Y después de caminar por horas entre el monte, soportando el calor del mediodía del verano, lo que más anhelábamos, era llegar al manantial, allá, donde brotaba generosamente el agua de una pureza y frescura que jamás he podido ver y tomar en ninguna otra parte; y nosotros ahí, esperando que terminara de beber quién llegará primero, para tendernos en el suelo, boca abajo, con las puntas de los zapatos y las palmas de las manos tocando tierra y haciéndola de puente para no ensuciar la ropa, y cuidando que el cabello no tocara la superficie de aquel maravilloso venero, en la idea de que pudiéramos contaminarlo; mientras que por otro lado, apretábamos los labios tratando de formar un tubo de succión y poder sorber el vital líquido, y una vez saciada nuestra sed, buscar la sombra para reposar boca arriba y dejar aquel vientre abombado al aire, se asomara entre el espacio donde los botones habían cedido por la tensión ejercida.
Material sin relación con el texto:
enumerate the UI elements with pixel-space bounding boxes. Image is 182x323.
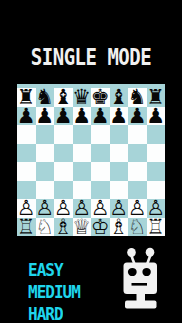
square-e7[interactable]: ♟ — [91, 107, 110, 126]
square-e1[interactable]: ♔ — [91, 218, 110, 237]
piece-black-pawn: ♟ — [146, 107, 165, 126]
square-e5[interactable] — [91, 144, 110, 163]
page-title: SINGLE MODE — [0, 43, 182, 69]
piece-black-pawn: ♟ — [128, 107, 147, 126]
square-c7[interactable]: ♟ — [54, 107, 73, 126]
square-g4[interactable] — [128, 162, 147, 181]
square-c3[interactable] — [54, 181, 73, 200]
piece-black-pawn: ♟ — [72, 107, 91, 126]
square-d6[interactable] — [73, 125, 92, 144]
piece-black-king: ♚ — [91, 88, 110, 107]
robot-eye-left — [128, 268, 137, 276]
piece-white-pawn: ♙ — [146, 199, 165, 218]
piece-white-queen: ♕ — [72, 218, 91, 237]
square-f3[interactable] — [110, 181, 129, 200]
square-b2[interactable]: ♙ — [36, 199, 55, 218]
square-e4[interactable] — [91, 162, 110, 181]
square-c4[interactable] — [54, 162, 73, 181]
square-d5[interactable] — [73, 144, 92, 163]
piece-black-pawn: ♟ — [35, 107, 54, 126]
menu-item-hard[interactable]: HARD — [28, 302, 80, 323]
square-g7[interactable]: ♟ — [128, 107, 147, 126]
square-a3[interactable] — [17, 181, 36, 200]
square-f6[interactable] — [110, 125, 129, 144]
robot-eye-right — [142, 268, 150, 276]
square-e3[interactable] — [91, 181, 110, 200]
difficulty-menu: EASY MEDIUM HARD — [28, 258, 80, 323]
square-f7[interactable]: ♟ — [110, 107, 129, 126]
square-d4[interactable] — [73, 162, 92, 181]
square-b6[interactable] — [36, 125, 55, 144]
square-c8[interactable]: ♝ — [54, 88, 73, 107]
piece-black-bishop: ♝ — [109, 88, 128, 107]
square-c6[interactable] — [54, 125, 73, 144]
piece-black-pawn: ♟ — [54, 107, 73, 126]
square-d3[interactable] — [73, 181, 92, 200]
square-h6[interactable] — [147, 125, 166, 144]
square-f1[interactable]: ♗ — [110, 218, 129, 237]
square-g3[interactable] — [128, 181, 147, 200]
piece-white-knight: ♘ — [128, 218, 147, 237]
square-g2[interactable]: ♙ — [128, 199, 147, 218]
single-mode-screen: SINGLE MODE ♜♞♝♛♚♝♞♜♟♟♟♟♟♟♟♟♙♙♙♙♙♙♙♙♖♘♗♕… — [0, 0, 182, 323]
piece-black-pawn: ♟ — [109, 107, 128, 126]
piece-white-rook: ♖ — [146, 218, 165, 237]
robot-base — [125, 301, 157, 309]
piece-black-queen: ♛ — [72, 88, 91, 107]
robot-neck — [137, 294, 146, 302]
piece-black-pawn: ♟ — [17, 107, 36, 126]
piece-black-knight: ♞ — [35, 88, 54, 107]
square-a4[interactable] — [17, 162, 36, 181]
piece-white-pawn: ♙ — [109, 199, 128, 218]
square-d2[interactable]: ♙ — [73, 199, 92, 218]
square-e8[interactable]: ♚ — [91, 88, 110, 107]
square-d1[interactable]: ♕ — [73, 218, 92, 237]
square-c2[interactable]: ♙ — [54, 199, 73, 218]
square-h5[interactable] — [147, 144, 166, 163]
piece-white-pawn: ♙ — [35, 199, 54, 218]
square-f5[interactable] — [110, 144, 129, 163]
square-h8[interactable]: ♜ — [147, 88, 166, 107]
square-f8[interactable]: ♝ — [110, 88, 129, 107]
piece-white-pawn: ♙ — [54, 199, 73, 218]
piece-white-bishop: ♗ — [109, 218, 128, 237]
square-e2[interactable]: ♙ — [91, 199, 110, 218]
square-a2[interactable]: ♙ — [17, 199, 36, 218]
square-a7[interactable]: ♟ — [17, 107, 36, 126]
square-h7[interactable]: ♟ — [147, 107, 166, 126]
piece-black-rook: ♜ — [17, 88, 36, 107]
square-c5[interactable] — [54, 144, 73, 163]
piece-white-pawn: ♙ — [91, 199, 110, 218]
square-g5[interactable] — [128, 144, 147, 163]
square-b7[interactable]: ♟ — [36, 107, 55, 126]
square-a8[interactable]: ♜ — [17, 88, 36, 107]
piece-white-pawn: ♙ — [17, 199, 36, 218]
square-b5[interactable] — [36, 144, 55, 163]
square-h1[interactable]: ♖ — [147, 218, 166, 237]
square-b8[interactable]: ♞ — [36, 88, 55, 107]
menu-item-medium[interactable]: MEDIUM — [28, 280, 80, 305]
piece-white-bishop: ♗ — [54, 218, 73, 237]
square-e6[interactable] — [91, 125, 110, 144]
piece-white-king: ♔ — [91, 218, 110, 237]
piece-white-pawn: ♙ — [72, 199, 91, 218]
square-a6[interactable] — [17, 125, 36, 144]
menu-item-easy[interactable]: EASY — [28, 258, 80, 283]
square-c1[interactable]: ♗ — [54, 218, 73, 237]
piece-black-pawn: ♟ — [91, 107, 110, 126]
piece-white-rook: ♖ — [17, 218, 36, 237]
square-g6[interactable] — [128, 125, 147, 144]
piece-white-knight: ♘ — [35, 218, 54, 237]
square-b3[interactable] — [36, 181, 55, 200]
piece-black-knight: ♞ — [128, 88, 147, 107]
robot-head — [124, 263, 158, 295]
square-g8[interactable]: ♞ — [128, 88, 147, 107]
square-f4[interactable] — [110, 162, 129, 181]
robot-icon — [120, 247, 160, 311]
square-h2[interactable]: ♙ — [147, 199, 166, 218]
square-a1[interactable]: ♖ — [17, 218, 36, 237]
square-d8[interactable]: ♛ — [73, 88, 92, 107]
square-h4[interactable] — [147, 162, 166, 181]
square-a5[interactable] — [17, 144, 36, 163]
robot-mouth — [132, 283, 148, 286]
piece-black-rook: ♜ — [146, 88, 165, 107]
square-g1[interactable]: ♘ — [128, 218, 147, 237]
square-b4[interactable] — [36, 162, 55, 181]
piece-white-pawn: ♙ — [128, 199, 147, 218]
chess-board[interactable]: ♜♞♝♛♚♝♞♜♟♟♟♟♟♟♟♟♙♙♙♙♙♙♙♙♖♘♗♕♔♗♘♖ — [17, 84, 165, 236]
square-b1[interactable]: ♘ — [36, 218, 55, 237]
square-f2[interactable]: ♙ — [110, 199, 129, 218]
square-h3[interactable] — [147, 181, 166, 200]
piece-black-bishop: ♝ — [54, 88, 73, 107]
square-d7[interactable]: ♟ — [73, 107, 92, 126]
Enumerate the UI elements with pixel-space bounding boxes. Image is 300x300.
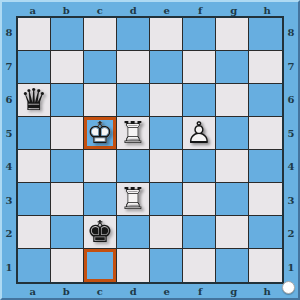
square-f6[interactable]	[183, 84, 216, 117]
square-g3[interactable]	[216, 183, 249, 216]
square-b2[interactable]	[51, 216, 84, 249]
square-c7[interactable]	[84, 51, 117, 84]
rank-labels-left: 87654321	[2, 16, 16, 284]
square-b3[interactable]	[51, 183, 84, 216]
file-label-a: a	[16, 286, 50, 297]
file-labels-bottom: abcdefgh	[16, 284, 284, 298]
file-label-h: h	[251, 286, 285, 297]
square-d7[interactable]	[117, 51, 150, 84]
piece-white-rook[interactable]: ♜♖	[117, 183, 149, 215]
file-labels-top: abcdefgh	[16, 2, 284, 16]
square-c5[interactable]: ♚♔	[84, 117, 117, 150]
rank-label-3: 3	[284, 184, 298, 218]
square-f4[interactable]	[183, 150, 216, 183]
file-label-f: f	[184, 5, 218, 16]
file-label-f: f	[184, 286, 218, 297]
square-g7[interactable]	[216, 51, 249, 84]
white-to-move-indicator	[282, 281, 295, 294]
square-e2[interactable]	[150, 216, 183, 249]
square-a1[interactable]	[18, 249, 51, 282]
rank-label-6: 6	[2, 83, 16, 117]
square-d5[interactable]: ♜♖	[117, 117, 150, 150]
square-d3[interactable]: ♜♖	[117, 183, 150, 216]
square-e3[interactable]	[150, 183, 183, 216]
square-b6[interactable]	[51, 84, 84, 117]
square-d8[interactable]	[117, 18, 150, 51]
square-f8[interactable]	[183, 18, 216, 51]
square-e6[interactable]	[150, 84, 183, 117]
square-g5[interactable]	[216, 117, 249, 150]
square-e1[interactable]	[150, 249, 183, 282]
rank-label-2: 2	[284, 217, 298, 251]
square-d6[interactable]	[117, 84, 150, 117]
square-h3[interactable]	[249, 183, 282, 216]
file-label-b: b	[50, 286, 84, 297]
file-label-e: e	[150, 5, 184, 16]
square-f3[interactable]	[183, 183, 216, 216]
square-b4[interactable]	[51, 150, 84, 183]
square-c3[interactable]	[84, 183, 117, 216]
file-label-d: d	[117, 5, 151, 16]
square-e8[interactable]	[150, 18, 183, 51]
square-d4[interactable]	[117, 150, 150, 183]
square-a3[interactable]	[18, 183, 51, 216]
square-e7[interactable]	[150, 51, 183, 84]
square-e4[interactable]	[150, 150, 183, 183]
rank-label-5: 5	[2, 117, 16, 151]
piece-white-king[interactable]: ♚♔	[84, 117, 116, 149]
rank-label-1: 1	[284, 251, 298, 285]
square-h1[interactable]	[249, 249, 282, 282]
square-c1[interactable]	[84, 249, 117, 282]
rank-label-1: 1	[2, 251, 16, 285]
square-h8[interactable]	[249, 18, 282, 51]
file-label-c: c	[83, 286, 117, 297]
square-a7[interactable]	[18, 51, 51, 84]
square-a2[interactable]	[18, 216, 51, 249]
rank-label-8: 8	[284, 16, 298, 50]
square-f7[interactable]	[183, 51, 216, 84]
square-a4[interactable]	[18, 150, 51, 183]
rank-label-5: 5	[284, 117, 298, 151]
file-label-d: d	[117, 286, 151, 297]
square-d2[interactable]	[117, 216, 150, 249]
square-a6[interactable]: ♛	[18, 84, 51, 117]
square-g6[interactable]	[216, 84, 249, 117]
rank-label-7: 7	[2, 50, 16, 84]
rank-label-8: 8	[2, 16, 16, 50]
piece-white-rook[interactable]: ♜♖	[117, 117, 149, 149]
rank-label-2: 2	[2, 217, 16, 251]
square-h6[interactable]	[249, 84, 282, 117]
rank-label-4: 4	[284, 150, 298, 184]
file-label-a: a	[16, 5, 50, 16]
piece-white-pawn[interactable]: ♟♙	[183, 117, 215, 149]
file-label-g: g	[217, 286, 251, 297]
square-b5[interactable]	[51, 117, 84, 150]
square-c2[interactable]: ♚	[84, 216, 117, 249]
rank-label-6: 6	[284, 83, 298, 117]
square-g8[interactable]	[216, 18, 249, 51]
file-label-c: c	[83, 5, 117, 16]
piece-black-king[interactable]: ♚	[84, 216, 116, 248]
rank-label-3: 3	[2, 184, 16, 218]
chess-board: abcdefgh abcdefgh 87654321 87654321 ♛♚♔♜…	[0, 0, 300, 300]
file-label-g: g	[217, 5, 251, 16]
square-d1[interactable]	[117, 249, 150, 282]
file-label-h: h	[251, 5, 285, 16]
rank-labels-right: 87654321	[284, 16, 298, 284]
square-g1[interactable]	[216, 249, 249, 282]
rank-label-4: 4	[2, 150, 16, 184]
file-label-b: b	[50, 5, 84, 16]
square-f2[interactable]	[183, 216, 216, 249]
rank-label-7: 7	[284, 50, 298, 84]
square-c4[interactable]	[84, 150, 117, 183]
file-label-e: e	[150, 286, 184, 297]
square-f5[interactable]: ♟♙	[183, 117, 216, 150]
square-h2[interactable]	[249, 216, 282, 249]
piece-black-queen[interactable]: ♛	[18, 84, 50, 116]
square-a8[interactable]	[18, 18, 51, 51]
square-b8[interactable]	[51, 18, 84, 51]
square-b1[interactable]	[51, 249, 84, 282]
square-h5[interactable]	[249, 117, 282, 150]
square-g4[interactable]	[216, 150, 249, 183]
square-h4[interactable]	[249, 150, 282, 183]
board-grid: ♛♚♔♜♖♟♙♜♖♚	[16, 16, 284, 284]
square-c8[interactable]	[84, 18, 117, 51]
square-b7[interactable]	[51, 51, 84, 84]
square-a5[interactable]	[18, 117, 51, 150]
square-c6[interactable]	[84, 84, 117, 117]
square-e5[interactable]	[150, 117, 183, 150]
square-g2[interactable]	[216, 216, 249, 249]
square-h7[interactable]	[249, 51, 282, 84]
square-f1[interactable]	[183, 249, 216, 282]
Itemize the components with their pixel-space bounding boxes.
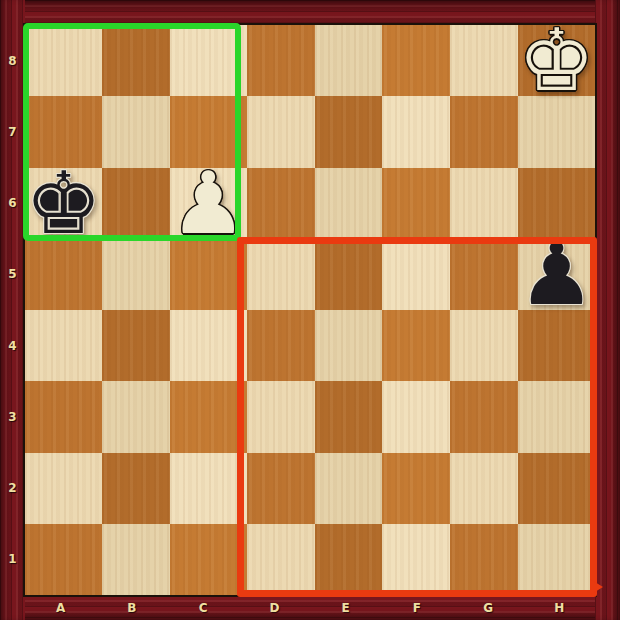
square-a6[interactable]: ♚ bbox=[25, 168, 102, 239]
square-c3[interactable] bbox=[170, 381, 247, 452]
square-b1[interactable] bbox=[102, 524, 170, 595]
rank-label-8: 8 bbox=[0, 25, 25, 96]
rank-label-7: 7 bbox=[0, 96, 25, 167]
square-e5[interactable] bbox=[315, 239, 383, 310]
rank-label-5: 5 bbox=[0, 239, 25, 310]
square-g6[interactable] bbox=[450, 168, 518, 239]
square-b5[interactable] bbox=[102, 239, 170, 310]
file-label-d: D bbox=[239, 595, 310, 620]
rank-label-6: 6 bbox=[0, 168, 25, 239]
square-e1[interactable] bbox=[315, 524, 383, 595]
square-f8[interactable] bbox=[382, 25, 450, 96]
square-c1[interactable] bbox=[170, 524, 247, 595]
square-e3[interactable] bbox=[315, 381, 383, 452]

Siempre fue agradable hacerlo, lo hacíamos cada vez que podíamos, y porque podíamos lo hacíamos, sin que nadie nos lo impidiera, porque ese bien era de todos, ahí lo había creado dios para que el que tuviera sed la saciara bebiendo del manantial, y cada vez, siendo siempre, porque en ese entonces las leyes las ponía la naturaleza y no el hombre, el que fue deforestando, para extender la urbanización, en lugar de ir sembrando árboles, sembró gruesas placas de cemento, evitando con ello que los rayos del sol fueran enfriados por la tierra, provocando entonces, que estos rebotaran y expandieran su onda de calor en el ambiente, que cada vez se iba calentando más con el tiempo y la imprudencia.

Hoy ya no hay manantial por la vereda, ni siquiera existe ésta, hoy ya no la encuentro más que en mi memoria y de ahí saco el goce con que cuento esta historia, que si tú la viviste como yo, seguramente también disfrutarás al recordarlo y estarás en este momento anhelando ponerte pecho a tierra, haciendo de tu cuerpo el puente, levantado por las puntas de tus zapatos y las palmas de la manos, para no ensuciar tu ropa, haciendo de tus labios un tubo de succión, por donde, con aquella alegría, además de saciar la sed, le rendías tributo a la madre tierra, en aquel lugar, en aquel tiempo, donde había una verdadera comunión con todo lo que el señor había creado.